I was doing some work over at a property that my wife's family owns, getting it ready for some people to move in. I had a radio on as I often do when working over there by myself and heard a call come in for a reported brush fire in the river bottom.
Though it was hot out, there wasn't much wind and the RH was pretty high. I didn't think that it would turn out to be much so I kept working. The first in engine was still a mile or so away when he reported a large header visible. I put down my tools and grabbed my camera bag.
When I photograph fires in this area, I usually go to the dead end of a certain street and get a good look-see. It's up on the bluff and provides a good view of the area. Then I can plan where best access will be and where staging and the command post will likely be.
If you enlarge the above photo, you will see a couple of guy's heads sticking up through the weeds. They appear as yellow dots in the left, lower quadrant of the photo. The area is criss-crossed with footpaths and trails, there are quite a few people who call the river bottom home.
Conditions on fires down there can change rapidly. A wind shift of a few degrees can affect intensity as can the wide variation of fuels. You have to stay on your toes.
The long lens stuff got old quick, it was time to get my PPE on and head down the hill.
By then units were starting to roll in. This is E3 crew working an 1 1/2" on the right flank. This area usually burns dirty and access issues prevent you from starting a hose lay from a secure anchor point. Protection lines, escape routes and safety zones are a must.
The density of the fuel is a pain. It burns hot when it gets going and it impedes mobility.
When the river bottom gets going, everybody gets a chance to play. The county came in with several engines, a couple of hand crews and a helicopter. The engine in the foreground is a county engine, the one in the background is a county engine. Both crews ended up working a hoseline pulled off of the city engine.

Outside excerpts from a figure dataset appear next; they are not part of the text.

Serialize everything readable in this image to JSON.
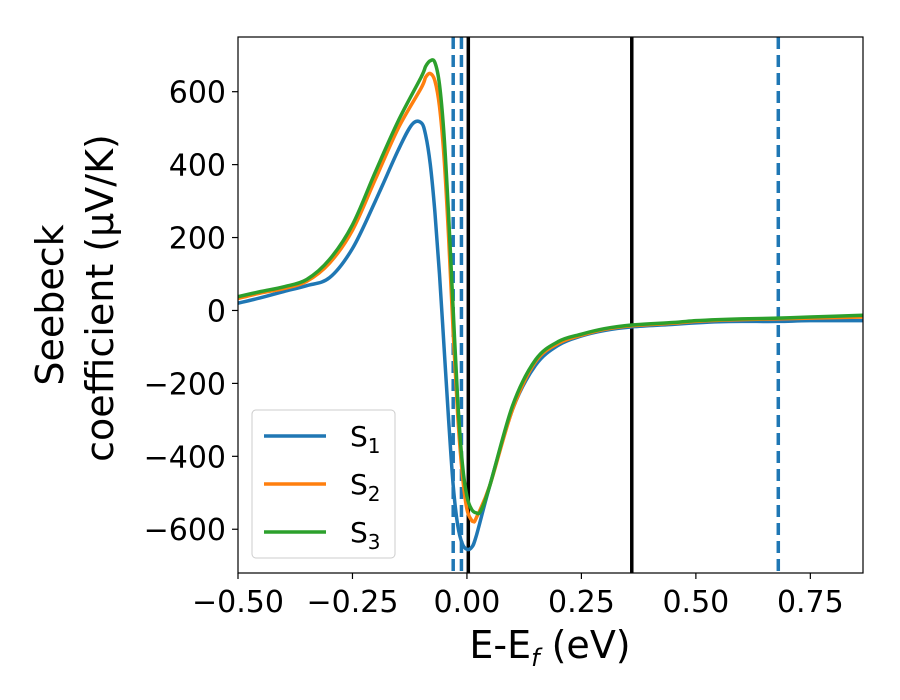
{
  "chart_data": {
    "type": "line",
    "xlabel": "E-E",
    "xlabel_sub": "f",
    "xlabel_unit": " (eV)",
    "ylabel_line1": "Seebeck",
    "ylabel_line2": "coefficient  (μV/K)",
    "xlim": [
      -0.5,
      0.865
    ],
    "ylim": [
      -720,
      750
    ],
    "xticks": [
      -0.5,
      -0.25,
      0.0,
      0.25,
      0.5,
      0.75
    ],
    "xtick_labels": [
      "−0.50",
      "−0.25",
      "0.00",
      "0.25",
      "0.50",
      "0.75"
    ],
    "yticks": [
      600,
      400,
      200,
      0,
      -200,
      -400,
      -600
    ],
    "ytick_labels": [
      "600",
      "400",
      "200",
      "0",
      "−200",
      "−400",
      "−600"
    ],
    "grid": false,
    "legend_position": "lower-left",
    "vlines": [
      {
        "x": -0.03,
        "style": "dashed",
        "color": "#1f77b4"
      },
      {
        "x": -0.012,
        "style": "dashed",
        "color": "#1f77b4"
      },
      {
        "x": 0.003,
        "style": "solid",
        "color": "#000000"
      },
      {
        "x": 0.36,
        "style": "solid",
        "color": "#000000"
      },
      {
        "x": 0.68,
        "style": "dashed",
        "color": "#1f77b4"
      }
    ],
    "series": [
      {
        "name": "S",
        "sub": "1",
        "color": "#1f77b4",
        "x": [
          -0.5,
          -0.45,
          -0.4,
          -0.35,
          -0.3,
          -0.25,
          -0.2,
          -0.15,
          -0.12,
          -0.1,
          -0.09,
          -0.08,
          -0.07,
          -0.06,
          -0.05,
          -0.04,
          -0.03,
          -0.02,
          -0.01,
          0.0,
          0.01,
          0.02,
          0.05,
          0.1,
          0.15,
          0.2,
          0.25,
          0.3,
          0.36,
          0.45,
          0.5,
          0.55,
          0.6,
          0.68,
          0.75,
          0.865
        ],
        "y": [
          20,
          35,
          52,
          68,
          90,
          170,
          300,
          440,
          510,
          515,
          480,
          400,
          270,
          100,
          -100,
          -300,
          -480,
          -590,
          -640,
          -655,
          -650,
          -620,
          -480,
          -270,
          -150,
          -95,
          -70,
          -55,
          -45,
          -38,
          -34,
          -31,
          -30,
          -30,
          -28,
          -28
        ]
      },
      {
        "name": "S",
        "sub": "2",
        "color": "#ff7f0e",
        "x": [
          -0.5,
          -0.45,
          -0.4,
          -0.35,
          -0.3,
          -0.25,
          -0.2,
          -0.15,
          -0.1,
          -0.09,
          -0.08,
          -0.07,
          -0.06,
          -0.05,
          -0.04,
          -0.03,
          -0.02,
          -0.01,
          0.0,
          0.01,
          0.015,
          0.02,
          0.05,
          0.1,
          0.15,
          0.2,
          0.25,
          0.3,
          0.36,
          0.45,
          0.5,
          0.55,
          0.6,
          0.68,
          0.75,
          0.865
        ],
        "y": [
          33,
          48,
          60,
          80,
          130,
          220,
          360,
          500,
          610,
          640,
          650,
          630,
          560,
          420,
          200,
          -60,
          -290,
          -450,
          -545,
          -575,
          -578,
          -570,
          -480,
          -270,
          -140,
          -90,
          -68,
          -52,
          -42,
          -35,
          -30,
          -27,
          -25,
          -23,
          -21,
          -18
        ]
      },
      {
        "name": "S",
        "sub": "3",
        "color": "#2ca02c",
        "x": [
          -0.5,
          -0.45,
          -0.4,
          -0.35,
          -0.3,
          -0.25,
          -0.2,
          -0.15,
          -0.1,
          -0.09,
          -0.08,
          -0.07,
          -0.06,
          -0.05,
          -0.04,
          -0.03,
          -0.02,
          -0.01,
          0.0,
          0.01,
          0.02,
          0.03,
          0.05,
          0.1,
          0.15,
          0.2,
          0.25,
          0.3,
          0.36,
          0.45,
          0.5,
          0.55,
          0.6,
          0.68,
          0.75,
          0.865
        ],
        "y": [
          38,
          52,
          65,
          85,
          140,
          235,
          380,
          520,
          640,
          670,
          685,
          680,
          620,
          480,
          260,
          0,
          -250,
          -420,
          -510,
          -545,
          -555,
          -550,
          -480,
          -260,
          -135,
          -85,
          -65,
          -50,
          -40,
          -33,
          -28,
          -25,
          -23,
          -21,
          -18,
          -13
        ]
      }
    ]
  }
}
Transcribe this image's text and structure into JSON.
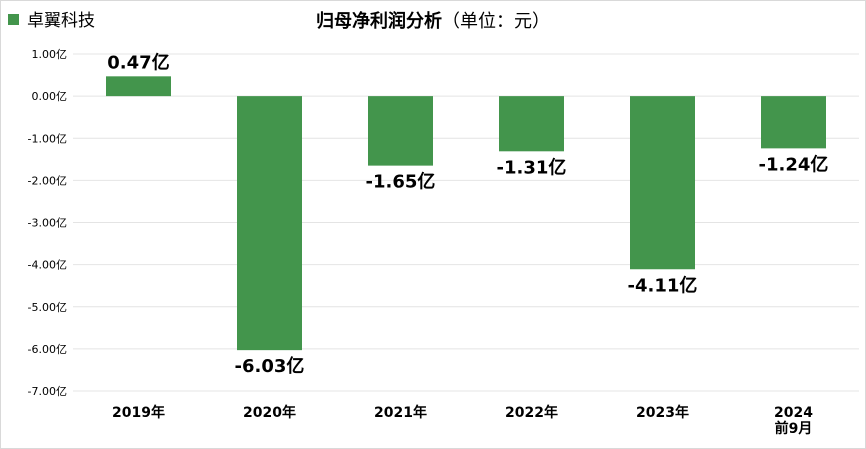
{
  "chart_data": {
    "type": "bar",
    "title": "归母净利润分析",
    "title_unit": "（单位：元）",
    "legend": {
      "label": "卓翼科技",
      "placement": "top-left"
    },
    "color": "#43954c",
    "categories": [
      "2019年",
      "2020年",
      "2021年",
      "2022年",
      "2023年",
      "2024前9月"
    ],
    "category_lines": [
      [
        "2019年"
      ],
      [
        "2020年"
      ],
      [
        "2021年"
      ],
      [
        "2022年"
      ],
      [
        "2023年"
      ],
      [
        "2024",
        "前9月"
      ]
    ],
    "values": [
      0.47,
      -6.03,
      -1.65,
      -1.31,
      -4.11,
      -1.24
    ],
    "value_labels": [
      "0.47亿",
      "-6.03亿",
      "-1.65亿",
      "-1.31亿",
      "-4.11亿",
      "-1.24亿"
    ],
    "yticks": [
      1,
      0,
      -1,
      -2,
      -3,
      -4,
      -5,
      -6,
      -7
    ],
    "ytick_labels": [
      "1.00亿",
      "0.00亿",
      "-1.00亿",
      "-2.00亿",
      "-3.00亿",
      "-4.00亿",
      "-5.00亿",
      "-6.00亿",
      "-7.00亿"
    ],
    "ylim": [
      -7,
      1
    ],
    "grid": true
  }
}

Broken hose blues. The composite crew works to replace a section of broken hose. Another reason to have an escape route in place, a lot of bad things can happen while waiting for a busted length to be replaced.
If you holler "Hey Cap" to anybody wearing a red helmet, odds are that they will turn around. Just sayin', I still do.
I like the shot below, it shows that the lay has been extended as far as it can go and is about to be extended. The next length has already been dropped, unrolled and is ready to go. As soon as the nozzleman calls for it, the hose will then be clamped and the next length added on. It's magic when everybody works together.
Hot, humid, nasty day. These rarely happen on nice days. All I had to carry was a camera bag. My days of lugging a hose pack through the brush are over and I am grateful.
The county helped out with their helicopter. It is an invaluable tool when fighting fire in places like this.
After working my way around to the left flank of the fire, I found these guys.
This is the helattack crew assigned to the helicopter in the picture above. They are assigned to the helicopter and flown in to remote areas to begin operations until ground resources can make access. Though I don't think that they were requested for this fire, they kind of came with the helicopter. Besides, there was plenty of work to go around.
The nature of the river bottom also mandates that despite everyone's best efforts, an ember will get across the control line and smolder for a while before flaring up and causing a stir. It's just the way it is. That is why units were on scene overnight and into the next day.
The chiefs had their hands full as well. Not only these chiefs, but the ones arranging station coverage, call-backs, logistical support and future planning.
We have several of these river bottom fires a year. I don't miss them at all, though I must admit they CAN photograph well.
Everybody worked their tail off, a couple to the point of injury. As miserable as the day was, it may have been a blessing. The Santa Ana winds are due in a few weeks and the fuel has been cooking all summer. As much as the burning river bottom is hated now, it is hated more with a 30 MPH wind pushing it. Whatever burns now can't burn then.
Sorry for the long post, but I was able to get a lot of pictures. Apologies to the Saint I Am Married To for not getting that lighting issue resolved. Thanks to you for reading.